Predator Prey¶
Predator Prey is available as a native four-variant PettingZoo family:
| Variant | Upstream alias | Default roles | World RGB |
|---|---|---|---|
open |
predator_prey__open |
3 predators, 10 prey | (152, 184, 3) |
alley_hunt |
predator_prey__alley_hunt |
5 predators, 8 prey | (184, 208, 3) |
orchard |
predator_prey__orchard |
5 predators, 8 prey | (152, 184, 3) |
random_forest |
predator_prey__random_forest |
5 predators, 8 prey | (152, 184, 3) |
All variants expose the same action order, stamina observation, native RGB
renderer, optional global observations, apple/acorn mechanics, predation, prey
group defense, and respawn behavior. random_forest expands upstream Q and
M map-helper cells on reset using the environment RNG.
Screenshots¶
| Variant | Screenshot |
|---|---|
| Open | ![]() |
| Alley Hunt | ![]() |
| Orchard | ![]() |
| Random Forest | ![]() |
API¶
See the generated Predator Prey API reference for signatures and public objects.
Use the family dispatcher:
from mp.predator_prey import env, parallel_env
parallel = parallel_env("orchard", render_mode="rgb_array")
aec = env("predator_prey__random_forest")
Or import a variant directly:
from mp.predator_prey.orchard import PredatorPreyOrchardConfig, parallel_env
config = PredatorPreyOrchardConfig(observation_mode="global")

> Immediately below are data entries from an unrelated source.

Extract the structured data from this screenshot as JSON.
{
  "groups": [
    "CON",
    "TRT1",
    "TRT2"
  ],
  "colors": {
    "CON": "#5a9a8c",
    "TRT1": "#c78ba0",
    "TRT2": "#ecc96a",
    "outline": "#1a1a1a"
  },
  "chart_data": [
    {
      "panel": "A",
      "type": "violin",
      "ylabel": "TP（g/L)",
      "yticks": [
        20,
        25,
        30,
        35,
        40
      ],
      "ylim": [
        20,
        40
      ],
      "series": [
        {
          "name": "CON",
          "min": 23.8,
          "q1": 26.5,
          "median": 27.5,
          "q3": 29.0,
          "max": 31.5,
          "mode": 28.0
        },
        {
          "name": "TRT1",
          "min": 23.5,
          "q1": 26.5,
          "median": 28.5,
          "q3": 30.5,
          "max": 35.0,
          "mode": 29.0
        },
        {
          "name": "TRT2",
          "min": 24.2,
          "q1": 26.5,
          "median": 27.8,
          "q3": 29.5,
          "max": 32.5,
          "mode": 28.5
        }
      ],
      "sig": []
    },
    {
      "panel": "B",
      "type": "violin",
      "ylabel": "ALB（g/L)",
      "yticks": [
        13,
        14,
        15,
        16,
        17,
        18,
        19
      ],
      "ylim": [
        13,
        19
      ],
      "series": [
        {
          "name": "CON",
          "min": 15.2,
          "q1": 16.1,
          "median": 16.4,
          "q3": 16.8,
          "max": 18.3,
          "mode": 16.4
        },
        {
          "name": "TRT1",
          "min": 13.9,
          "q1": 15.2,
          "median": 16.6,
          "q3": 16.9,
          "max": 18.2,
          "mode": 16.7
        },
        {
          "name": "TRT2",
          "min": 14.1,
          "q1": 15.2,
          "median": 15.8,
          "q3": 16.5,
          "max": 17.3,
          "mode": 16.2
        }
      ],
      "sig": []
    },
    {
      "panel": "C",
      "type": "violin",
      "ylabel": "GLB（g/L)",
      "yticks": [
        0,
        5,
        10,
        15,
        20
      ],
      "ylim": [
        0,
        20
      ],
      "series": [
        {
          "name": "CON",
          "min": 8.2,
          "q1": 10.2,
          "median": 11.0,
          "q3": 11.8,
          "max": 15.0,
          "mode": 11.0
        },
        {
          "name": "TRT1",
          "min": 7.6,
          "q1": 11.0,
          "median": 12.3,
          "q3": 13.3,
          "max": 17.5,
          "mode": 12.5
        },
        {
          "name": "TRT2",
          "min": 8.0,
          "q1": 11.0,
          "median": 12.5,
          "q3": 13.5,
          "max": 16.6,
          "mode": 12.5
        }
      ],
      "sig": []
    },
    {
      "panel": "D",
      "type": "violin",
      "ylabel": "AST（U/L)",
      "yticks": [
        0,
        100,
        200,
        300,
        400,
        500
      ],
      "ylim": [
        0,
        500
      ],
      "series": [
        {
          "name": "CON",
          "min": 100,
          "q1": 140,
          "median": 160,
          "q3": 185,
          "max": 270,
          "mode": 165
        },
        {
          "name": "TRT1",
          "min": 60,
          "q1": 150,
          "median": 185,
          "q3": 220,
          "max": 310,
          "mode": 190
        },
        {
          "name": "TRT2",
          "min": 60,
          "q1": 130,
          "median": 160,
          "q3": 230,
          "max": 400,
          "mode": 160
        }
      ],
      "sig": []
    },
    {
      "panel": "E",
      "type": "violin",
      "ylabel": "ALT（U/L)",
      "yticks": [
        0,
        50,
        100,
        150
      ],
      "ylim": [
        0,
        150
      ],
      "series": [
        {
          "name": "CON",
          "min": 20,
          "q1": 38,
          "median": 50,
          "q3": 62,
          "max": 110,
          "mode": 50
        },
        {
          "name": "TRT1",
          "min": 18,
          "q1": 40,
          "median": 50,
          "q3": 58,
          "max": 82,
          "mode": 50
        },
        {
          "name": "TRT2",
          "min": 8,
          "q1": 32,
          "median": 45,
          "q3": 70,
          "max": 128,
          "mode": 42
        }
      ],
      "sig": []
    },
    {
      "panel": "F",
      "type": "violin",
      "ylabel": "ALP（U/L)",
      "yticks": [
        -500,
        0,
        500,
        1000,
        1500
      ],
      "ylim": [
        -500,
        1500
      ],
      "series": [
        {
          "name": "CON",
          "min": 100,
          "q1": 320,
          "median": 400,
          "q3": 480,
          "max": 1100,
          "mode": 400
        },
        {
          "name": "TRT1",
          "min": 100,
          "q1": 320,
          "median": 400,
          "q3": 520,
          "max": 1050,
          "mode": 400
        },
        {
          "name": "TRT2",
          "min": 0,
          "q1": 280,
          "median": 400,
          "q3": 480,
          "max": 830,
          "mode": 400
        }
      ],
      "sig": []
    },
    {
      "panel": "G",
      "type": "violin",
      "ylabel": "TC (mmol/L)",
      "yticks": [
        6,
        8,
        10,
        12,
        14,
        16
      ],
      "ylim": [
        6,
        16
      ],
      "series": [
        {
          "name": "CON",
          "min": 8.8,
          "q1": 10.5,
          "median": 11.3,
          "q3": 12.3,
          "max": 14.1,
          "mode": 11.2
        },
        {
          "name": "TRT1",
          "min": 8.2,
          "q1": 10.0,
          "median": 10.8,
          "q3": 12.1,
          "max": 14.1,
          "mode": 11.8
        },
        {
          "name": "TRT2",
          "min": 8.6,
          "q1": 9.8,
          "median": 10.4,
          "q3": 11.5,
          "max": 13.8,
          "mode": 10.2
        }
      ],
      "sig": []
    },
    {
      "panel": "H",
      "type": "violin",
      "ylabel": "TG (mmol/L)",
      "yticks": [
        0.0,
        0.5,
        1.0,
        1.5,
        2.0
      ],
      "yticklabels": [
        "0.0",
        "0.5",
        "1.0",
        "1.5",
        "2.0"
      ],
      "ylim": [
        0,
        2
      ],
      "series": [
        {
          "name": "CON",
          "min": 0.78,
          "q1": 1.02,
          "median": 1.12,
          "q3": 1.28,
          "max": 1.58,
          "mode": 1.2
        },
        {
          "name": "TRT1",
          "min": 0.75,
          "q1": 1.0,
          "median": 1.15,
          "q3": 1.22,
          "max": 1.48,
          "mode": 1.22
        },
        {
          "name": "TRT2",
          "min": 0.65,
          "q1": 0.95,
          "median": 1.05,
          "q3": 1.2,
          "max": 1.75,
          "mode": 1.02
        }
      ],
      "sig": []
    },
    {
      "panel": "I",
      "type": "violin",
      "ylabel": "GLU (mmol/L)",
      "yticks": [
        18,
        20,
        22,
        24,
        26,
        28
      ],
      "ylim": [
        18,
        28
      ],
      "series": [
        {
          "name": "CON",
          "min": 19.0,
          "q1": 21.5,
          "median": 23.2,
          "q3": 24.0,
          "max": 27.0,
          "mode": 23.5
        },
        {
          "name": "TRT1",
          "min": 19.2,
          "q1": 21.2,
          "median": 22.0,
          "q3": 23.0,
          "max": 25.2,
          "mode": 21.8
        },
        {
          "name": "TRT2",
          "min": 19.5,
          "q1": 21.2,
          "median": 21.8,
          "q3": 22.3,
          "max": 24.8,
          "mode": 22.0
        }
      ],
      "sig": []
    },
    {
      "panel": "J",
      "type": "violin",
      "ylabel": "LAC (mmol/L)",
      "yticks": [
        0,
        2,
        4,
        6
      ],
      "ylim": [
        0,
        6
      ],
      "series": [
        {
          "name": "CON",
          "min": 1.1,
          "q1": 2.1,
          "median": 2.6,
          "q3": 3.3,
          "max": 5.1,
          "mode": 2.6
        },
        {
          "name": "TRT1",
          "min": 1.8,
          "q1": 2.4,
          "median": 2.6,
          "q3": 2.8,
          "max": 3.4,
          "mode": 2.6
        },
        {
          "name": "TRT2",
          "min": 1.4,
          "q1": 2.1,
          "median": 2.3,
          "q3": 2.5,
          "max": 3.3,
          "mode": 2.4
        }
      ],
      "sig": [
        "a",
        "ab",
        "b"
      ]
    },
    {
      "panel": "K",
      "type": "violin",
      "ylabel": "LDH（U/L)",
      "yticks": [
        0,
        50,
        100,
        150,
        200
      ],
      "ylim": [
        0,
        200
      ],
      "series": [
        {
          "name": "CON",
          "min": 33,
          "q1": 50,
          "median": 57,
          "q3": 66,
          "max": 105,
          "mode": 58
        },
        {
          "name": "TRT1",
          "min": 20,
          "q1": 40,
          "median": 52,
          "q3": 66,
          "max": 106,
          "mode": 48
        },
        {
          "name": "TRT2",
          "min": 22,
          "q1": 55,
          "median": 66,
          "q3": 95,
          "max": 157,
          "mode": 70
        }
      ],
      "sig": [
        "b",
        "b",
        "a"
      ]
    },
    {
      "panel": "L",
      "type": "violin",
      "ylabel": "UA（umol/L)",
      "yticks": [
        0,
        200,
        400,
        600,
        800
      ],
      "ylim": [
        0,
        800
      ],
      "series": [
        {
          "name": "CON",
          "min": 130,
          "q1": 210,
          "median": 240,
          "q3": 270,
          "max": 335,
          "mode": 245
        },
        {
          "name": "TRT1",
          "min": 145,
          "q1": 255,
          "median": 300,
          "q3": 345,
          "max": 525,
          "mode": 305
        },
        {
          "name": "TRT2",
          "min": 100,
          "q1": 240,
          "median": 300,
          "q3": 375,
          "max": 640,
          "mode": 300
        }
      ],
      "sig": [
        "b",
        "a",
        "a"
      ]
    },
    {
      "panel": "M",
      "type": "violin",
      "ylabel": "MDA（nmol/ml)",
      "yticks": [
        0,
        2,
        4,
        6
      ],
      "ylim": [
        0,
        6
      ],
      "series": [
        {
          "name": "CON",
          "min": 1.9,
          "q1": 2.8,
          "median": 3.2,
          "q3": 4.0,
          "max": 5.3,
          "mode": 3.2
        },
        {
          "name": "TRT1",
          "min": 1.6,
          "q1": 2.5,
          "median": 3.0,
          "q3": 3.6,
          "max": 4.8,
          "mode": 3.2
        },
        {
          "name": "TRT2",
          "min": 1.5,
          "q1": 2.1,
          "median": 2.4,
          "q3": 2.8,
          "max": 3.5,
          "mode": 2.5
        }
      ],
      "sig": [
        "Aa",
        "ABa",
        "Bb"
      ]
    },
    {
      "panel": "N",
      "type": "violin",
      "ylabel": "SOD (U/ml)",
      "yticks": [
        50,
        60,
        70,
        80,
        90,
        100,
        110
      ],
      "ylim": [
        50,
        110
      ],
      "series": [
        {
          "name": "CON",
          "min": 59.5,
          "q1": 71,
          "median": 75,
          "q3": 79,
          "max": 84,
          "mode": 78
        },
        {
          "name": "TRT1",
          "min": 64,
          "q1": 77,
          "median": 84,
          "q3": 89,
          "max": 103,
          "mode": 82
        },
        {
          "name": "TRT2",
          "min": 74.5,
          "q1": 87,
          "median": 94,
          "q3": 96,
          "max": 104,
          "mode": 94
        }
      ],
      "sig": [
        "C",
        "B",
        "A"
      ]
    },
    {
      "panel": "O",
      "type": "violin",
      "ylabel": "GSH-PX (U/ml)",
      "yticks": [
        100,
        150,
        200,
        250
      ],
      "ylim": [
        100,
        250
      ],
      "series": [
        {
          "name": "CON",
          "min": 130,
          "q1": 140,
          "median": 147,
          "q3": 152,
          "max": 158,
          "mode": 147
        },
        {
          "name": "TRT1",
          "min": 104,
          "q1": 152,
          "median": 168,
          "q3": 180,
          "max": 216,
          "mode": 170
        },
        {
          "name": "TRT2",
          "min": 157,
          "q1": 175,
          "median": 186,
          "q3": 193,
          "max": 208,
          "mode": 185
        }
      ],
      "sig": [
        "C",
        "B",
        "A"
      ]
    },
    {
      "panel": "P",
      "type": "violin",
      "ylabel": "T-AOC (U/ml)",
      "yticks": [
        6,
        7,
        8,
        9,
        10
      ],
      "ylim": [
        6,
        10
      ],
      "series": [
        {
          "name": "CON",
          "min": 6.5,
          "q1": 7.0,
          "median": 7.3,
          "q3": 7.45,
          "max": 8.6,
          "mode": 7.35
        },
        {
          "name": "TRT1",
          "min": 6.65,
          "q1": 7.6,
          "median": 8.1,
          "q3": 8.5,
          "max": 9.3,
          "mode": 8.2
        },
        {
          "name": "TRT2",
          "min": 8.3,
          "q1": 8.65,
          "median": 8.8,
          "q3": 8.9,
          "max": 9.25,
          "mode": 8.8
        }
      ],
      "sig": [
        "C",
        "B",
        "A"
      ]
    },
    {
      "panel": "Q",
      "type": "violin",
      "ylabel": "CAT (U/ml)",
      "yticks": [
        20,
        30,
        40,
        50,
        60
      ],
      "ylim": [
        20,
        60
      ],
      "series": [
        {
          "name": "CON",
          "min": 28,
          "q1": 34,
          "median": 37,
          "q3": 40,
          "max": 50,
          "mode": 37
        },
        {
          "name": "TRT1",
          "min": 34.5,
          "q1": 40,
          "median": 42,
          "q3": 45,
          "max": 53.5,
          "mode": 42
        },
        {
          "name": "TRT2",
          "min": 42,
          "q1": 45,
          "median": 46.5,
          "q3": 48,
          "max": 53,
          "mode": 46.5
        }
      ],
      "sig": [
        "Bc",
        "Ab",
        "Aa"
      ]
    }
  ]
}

env = parallel_env(config=config, render_mode="rgb_array")
Agents are named player_0 through player_12. Each infos[agent] includes
meltingpot_player_index, preserving Melting Pot's 1-based player ID.
Actions and observations¶
The action space is Discrete(8):
| Action | Meaning |
|---|---|
0 |
no-op |
1 |
forward |
2 |
backward |
3 |
step left |
4 |
step right |
5 |
turn left |
6 |
turn right |
7 |
interact |
Default per-agent observations are:
| Key | Shape | Type |
|---|---|---|
RGB |
(88, 88, 3) |
uint8 |
STAMINA |
() |
float64 |
Pass observation_mode="global" to a variant config to return the full world
RGB frame as each agent's RGB observation.
Mechanics¶
Prey collect apples for +1. Prey can also pick up acorns, then interact while
fully rested to eat them over multiple frames for 18 total reward. Apples
regrow at 0.007; acorns regrow at 0.01.
Predators interact with the adjacent tile to eat prey. A prey is eaten when the nearby non-red, non-eating prey group is no larger than the nearby non-red predator group within radius 3. Predators can also eat other predators for no reward, costing the hitter stamina. Eaten avatars respawn after 200 frames.
Both roles use stamina. Costly actions drain stamina, no-ops recover stamina, and lower stamina bands slow action cadence. Prey can enter safe grass; predators cannot move onto it, but can still interact with prey on adjacent grass.
Reward strategy and failure modes¶
Prey maximize reward by foraging efficiently, resting enough to keep stamina high, and clustering when predators approach so group defense prevents kills. Acorns are high-value but require setup, so good prey policies switch between quick apple collection and safe acorn eating. Predators maximize reward by coordinating attacks, isolating prey away from defensive groups, and timing interactions when prey stamina or position makes escape unlikely.
Bad equilibria include prey scattering for food and becoming individually eatable, predators chasing alone and wasting stamina, and both sides camping safe grass boundaries without producing reward. Predator cannibalism gives no reward, so uncontrolled aggression among predators can collapse their own hunt.
Playable notebooks¶
Launch a playable notebook with:
uv run marimo run notebooks/predator_prey/open_mo.py
uv run marimo run notebooks/predator_prey/alley_hunt_mo.py
uv run marimo run notebooks/predator_prey/orchard_mo.py
uv run marimo run notebooks/predator_prey/random_forest_mo.py
Controls:
- WASD or arrow keys move the active player.
- Q/E turn the active player.
- SPACE interacts: predators eat, prey eat held acorns.
- TAB switches the controlled player.
- ESC closes the pygame window.
The notebooks expose higher food-regrowth controls and a shorter acorn-eating duration for playability. The environment defaults remain parity-oriented.